Après avoir réglé leur compte aux ennemis traditionnels du surréalisme, des staliniens aux telquelistes, Jean-Pierre Plisson formule quelques espoirs dans son « Épilogue » : « S’il est évident que le surréalisme n’a donné aucun ‟mode d’emploi” lui assurant une pérennité formelle qu’il a toujours rejetée violemment, nous lui sommes redevables de l’immense chantier qu’il a ouvert aux marches de nos interrogations les plus pressantes ». Merci à lui.

Mon épilogue à moi, j’irai le chercher dans un livre de Joël Gayraud, L’Homme sans horizon [1], que l’on doit à l’un des membres actuels du groupe surréaliste parisien reconstitué. Voici : « De cycle en cycle, l’univers qui tombe sous la loi du capital devient un peu plus fuligineux, un peu moins respirable, un peu plus minéral. La part laissée au vivant ne cesse de reculer au cours de ses métamorphoses, et il est grand temps, pour la survie même de l’humanité, que l’éclair de l’utopie déchire le voile noir qui s’est abattu sur l’horizon ».

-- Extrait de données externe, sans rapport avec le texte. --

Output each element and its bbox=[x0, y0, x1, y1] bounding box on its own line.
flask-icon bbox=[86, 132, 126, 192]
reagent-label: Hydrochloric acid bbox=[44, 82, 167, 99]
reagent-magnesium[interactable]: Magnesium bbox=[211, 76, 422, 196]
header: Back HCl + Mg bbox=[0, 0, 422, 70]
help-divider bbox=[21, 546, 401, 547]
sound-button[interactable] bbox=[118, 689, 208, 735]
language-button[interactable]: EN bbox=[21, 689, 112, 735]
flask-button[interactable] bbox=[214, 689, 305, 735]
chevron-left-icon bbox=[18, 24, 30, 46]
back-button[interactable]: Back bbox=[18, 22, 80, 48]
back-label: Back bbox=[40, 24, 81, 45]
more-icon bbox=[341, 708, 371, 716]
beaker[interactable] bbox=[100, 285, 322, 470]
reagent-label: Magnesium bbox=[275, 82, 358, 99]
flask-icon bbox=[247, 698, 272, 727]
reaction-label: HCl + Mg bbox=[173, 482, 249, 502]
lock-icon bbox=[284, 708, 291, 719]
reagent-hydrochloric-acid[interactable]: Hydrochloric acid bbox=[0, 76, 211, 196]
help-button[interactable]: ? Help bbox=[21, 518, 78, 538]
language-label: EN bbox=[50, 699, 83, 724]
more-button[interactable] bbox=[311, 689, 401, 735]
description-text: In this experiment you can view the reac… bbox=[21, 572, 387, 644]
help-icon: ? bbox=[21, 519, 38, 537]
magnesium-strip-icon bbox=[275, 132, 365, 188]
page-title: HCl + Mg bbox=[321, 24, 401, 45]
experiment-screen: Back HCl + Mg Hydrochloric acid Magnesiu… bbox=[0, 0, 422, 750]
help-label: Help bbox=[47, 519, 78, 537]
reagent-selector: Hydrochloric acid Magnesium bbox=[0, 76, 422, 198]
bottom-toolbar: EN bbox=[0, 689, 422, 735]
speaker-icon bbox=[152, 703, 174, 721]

Encore une précision, cependant : le titre de cette chronique est une citation de la déclaration « Rupture inaugurale », adoptée, le 21 juin 1947 par le groupe surréaliste d’après guerre, qui affirmait : « Rêver la Révolution, ce n’est pas y renoncer, mais la faire doublement et sans réserves mentales ». Utopie vaincra !


  1. Joël Gayraud, L’Homme sans horizon. Matériaux sur l’utopie, Libertalia.